Otro testigo, Luis Fernando Quiroga y Piñeiro, amigo de la familia y suegro de una nieta de Franco, Arancha Martínez-Bordíu, fue quien supervisó las obras tras el incendio. Reconoció que con Franco vivo, un mes antes de su llegada iba el Ejército al pazo a pintar. Dijo que ningún ente público pagó las obras: «Es más, cuando le hablé a Carmen Franco de recuperar el pazo porque era historia de España y de Galicia, fui a ver a Fraga y me dijo que no era posible ayudar en la recuperación del pazo».

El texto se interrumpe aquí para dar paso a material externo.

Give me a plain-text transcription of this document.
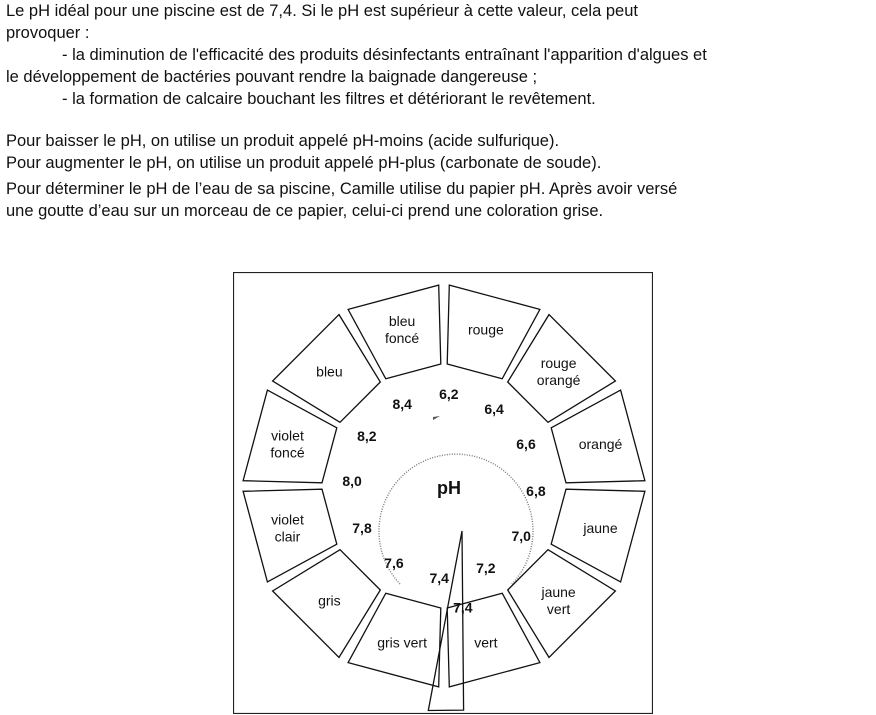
Le pH idéal pour une piscine est de 7,4. Si le pH est supérieur à cette valeur, cela peut

provoquer :

- la diminution de l'efficacité des produits désinfectants entraînant l'apparition d'algues et

le développement de bactéries pouvant rendre la baignade dangereuse ;

- la formation de calcaire bouchant les filtres et détériorant le revêtement.

Pour baisser le pH, on utilise un produit appelé pH-moins (acide sulfurique).

Pour augmenter le pH, on utilise un produit appelé pH-plus (carbonate de soude).

Pour déterminer le pH de l’eau de sa piscine, Camille utilise du papier pH. Après avoir versé

une goutte d’eau sur un morceau de ce papier, celui-ci prend une coloration grise.

rouge
6,2
rouge
orangé
6,4
orangé
6,6
jaune
6,8
jaune
vert
7,0
vert
7,2
gris vert
7,4
gris
7,6
violet
clair
7,8
violet
foncé
8,0
bleu
8,2
bleu
foncé
8,4
pH
7,4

A las puertas del juzgado hubo concentraciones de protesta para reclamar el pazo como bien público. Contaron con de Ana Pontón y Gómez-Reino.

«Los bomberos de A Coruña llevaban agua todos los veranos al pazo»

Uno de los testigos fue Antonio Abad, un funcionario del Ayuntamiento de A Coruña destinado en gestión de suelo y de patrimonio. A él le encargaron un informe de las asistencias que el Ayuntamiento coruñés hizo para el pazo de Meirás. En ese informe certificó que todos los años, en julio y agosto, «los bomberos de A Coruña llevaban agua para el pazo de Meirás». El informe lo hizo con los partes de salidas, que había que justificar porque eran fuera de la ciudad, y que se hicieron en los años sesenta y setenta.